Rafael Grossi, directeur général de l’Agence internationale de l’énergie atomique (AIEA), a permis que l’AIEA soit utilisée par les États-Unis et Israël – un État doté d’armes nucléaires non déclarées en violation à long terme des règles de l’AIEA – pour fabriquer un prétexte pour une guerre contre l’Iran, malgré la conclusion de son agence selon laquelle l’Iran n’avait pas de programme d’armes nucléaires.

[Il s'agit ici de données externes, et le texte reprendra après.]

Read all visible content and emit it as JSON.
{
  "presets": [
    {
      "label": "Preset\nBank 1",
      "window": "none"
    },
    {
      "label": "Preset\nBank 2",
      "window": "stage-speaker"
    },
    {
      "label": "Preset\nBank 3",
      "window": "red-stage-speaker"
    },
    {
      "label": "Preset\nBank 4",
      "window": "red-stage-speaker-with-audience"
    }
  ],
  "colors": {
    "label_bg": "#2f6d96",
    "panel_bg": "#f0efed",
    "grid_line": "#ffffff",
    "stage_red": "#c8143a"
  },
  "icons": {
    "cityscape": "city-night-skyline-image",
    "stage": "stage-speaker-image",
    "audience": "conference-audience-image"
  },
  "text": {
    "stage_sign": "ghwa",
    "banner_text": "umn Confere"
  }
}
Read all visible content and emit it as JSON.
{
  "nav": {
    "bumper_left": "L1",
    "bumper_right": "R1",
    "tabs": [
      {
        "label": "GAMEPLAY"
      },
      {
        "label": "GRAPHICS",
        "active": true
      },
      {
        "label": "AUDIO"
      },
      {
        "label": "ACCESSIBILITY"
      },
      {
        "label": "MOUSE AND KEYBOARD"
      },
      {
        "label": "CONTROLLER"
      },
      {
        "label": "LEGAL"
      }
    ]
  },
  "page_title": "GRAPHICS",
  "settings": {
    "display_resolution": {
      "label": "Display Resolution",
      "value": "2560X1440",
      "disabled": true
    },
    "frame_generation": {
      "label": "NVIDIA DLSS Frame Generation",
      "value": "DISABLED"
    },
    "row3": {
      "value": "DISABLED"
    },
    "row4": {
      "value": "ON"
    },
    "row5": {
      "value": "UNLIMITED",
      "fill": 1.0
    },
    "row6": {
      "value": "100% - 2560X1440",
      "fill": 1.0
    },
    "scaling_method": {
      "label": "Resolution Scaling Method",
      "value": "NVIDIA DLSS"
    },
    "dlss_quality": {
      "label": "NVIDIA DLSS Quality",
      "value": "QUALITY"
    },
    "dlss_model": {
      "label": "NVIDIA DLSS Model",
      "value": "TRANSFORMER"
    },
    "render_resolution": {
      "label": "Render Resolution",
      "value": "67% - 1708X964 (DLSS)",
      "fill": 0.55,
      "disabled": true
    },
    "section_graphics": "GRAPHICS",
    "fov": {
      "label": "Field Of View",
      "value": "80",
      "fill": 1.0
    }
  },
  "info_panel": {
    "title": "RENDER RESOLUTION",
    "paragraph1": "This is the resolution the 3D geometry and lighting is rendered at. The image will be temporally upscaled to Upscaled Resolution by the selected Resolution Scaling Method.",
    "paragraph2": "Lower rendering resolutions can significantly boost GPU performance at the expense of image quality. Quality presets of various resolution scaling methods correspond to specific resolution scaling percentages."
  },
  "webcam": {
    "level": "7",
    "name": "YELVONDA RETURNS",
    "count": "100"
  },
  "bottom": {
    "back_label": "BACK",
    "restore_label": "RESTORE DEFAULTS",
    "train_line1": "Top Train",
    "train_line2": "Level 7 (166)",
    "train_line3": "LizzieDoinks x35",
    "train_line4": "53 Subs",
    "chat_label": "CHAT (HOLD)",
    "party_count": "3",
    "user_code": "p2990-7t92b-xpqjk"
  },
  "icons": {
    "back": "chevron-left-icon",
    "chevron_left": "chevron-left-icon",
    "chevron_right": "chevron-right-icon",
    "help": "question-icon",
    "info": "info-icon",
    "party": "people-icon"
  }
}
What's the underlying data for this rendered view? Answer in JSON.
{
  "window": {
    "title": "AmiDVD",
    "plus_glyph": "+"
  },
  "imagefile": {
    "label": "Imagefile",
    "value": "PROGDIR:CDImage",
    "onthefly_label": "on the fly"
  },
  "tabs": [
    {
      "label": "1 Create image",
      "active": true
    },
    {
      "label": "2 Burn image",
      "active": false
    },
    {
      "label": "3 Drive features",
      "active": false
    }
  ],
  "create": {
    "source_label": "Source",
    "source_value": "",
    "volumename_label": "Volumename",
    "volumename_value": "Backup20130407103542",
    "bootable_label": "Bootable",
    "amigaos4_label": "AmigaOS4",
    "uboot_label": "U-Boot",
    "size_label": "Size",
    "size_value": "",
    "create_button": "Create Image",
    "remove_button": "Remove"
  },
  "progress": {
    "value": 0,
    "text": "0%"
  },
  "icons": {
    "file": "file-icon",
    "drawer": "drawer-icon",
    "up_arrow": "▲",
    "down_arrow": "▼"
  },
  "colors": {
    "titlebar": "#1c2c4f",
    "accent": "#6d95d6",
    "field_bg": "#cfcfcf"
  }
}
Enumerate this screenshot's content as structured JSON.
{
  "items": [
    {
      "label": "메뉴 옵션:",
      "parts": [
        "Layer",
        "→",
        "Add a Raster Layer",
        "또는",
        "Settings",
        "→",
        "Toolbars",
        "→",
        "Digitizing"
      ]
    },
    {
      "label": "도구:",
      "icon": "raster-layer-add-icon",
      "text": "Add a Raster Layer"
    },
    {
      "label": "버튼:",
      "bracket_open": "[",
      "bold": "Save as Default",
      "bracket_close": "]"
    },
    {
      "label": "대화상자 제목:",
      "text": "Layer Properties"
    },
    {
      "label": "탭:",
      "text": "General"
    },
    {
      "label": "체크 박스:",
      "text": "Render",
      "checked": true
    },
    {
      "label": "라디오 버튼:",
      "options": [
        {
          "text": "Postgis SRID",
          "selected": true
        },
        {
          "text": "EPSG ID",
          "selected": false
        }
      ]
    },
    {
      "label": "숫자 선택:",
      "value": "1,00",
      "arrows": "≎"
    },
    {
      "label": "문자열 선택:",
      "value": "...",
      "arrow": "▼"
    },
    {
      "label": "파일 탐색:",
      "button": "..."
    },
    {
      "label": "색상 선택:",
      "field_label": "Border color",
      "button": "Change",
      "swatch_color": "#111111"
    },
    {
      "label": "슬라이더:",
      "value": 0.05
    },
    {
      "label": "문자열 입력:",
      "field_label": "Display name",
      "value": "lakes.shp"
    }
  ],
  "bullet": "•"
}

Le 12 juin, sur la base d’un  rapport accablant  de Grossi, une faible majorité du Conseil des gouverneurs de l’AIEA a voté en faveur du  non-respect par l’Iran  de ses obligations en tant que membre de l’AIEA. Sur les 35 pays représentés au Conseil, seuls 19 ont voté pour la  résolution , tandis que 3 ont voté contre, 11 se sont abstenus et 2 n’ont pas voté.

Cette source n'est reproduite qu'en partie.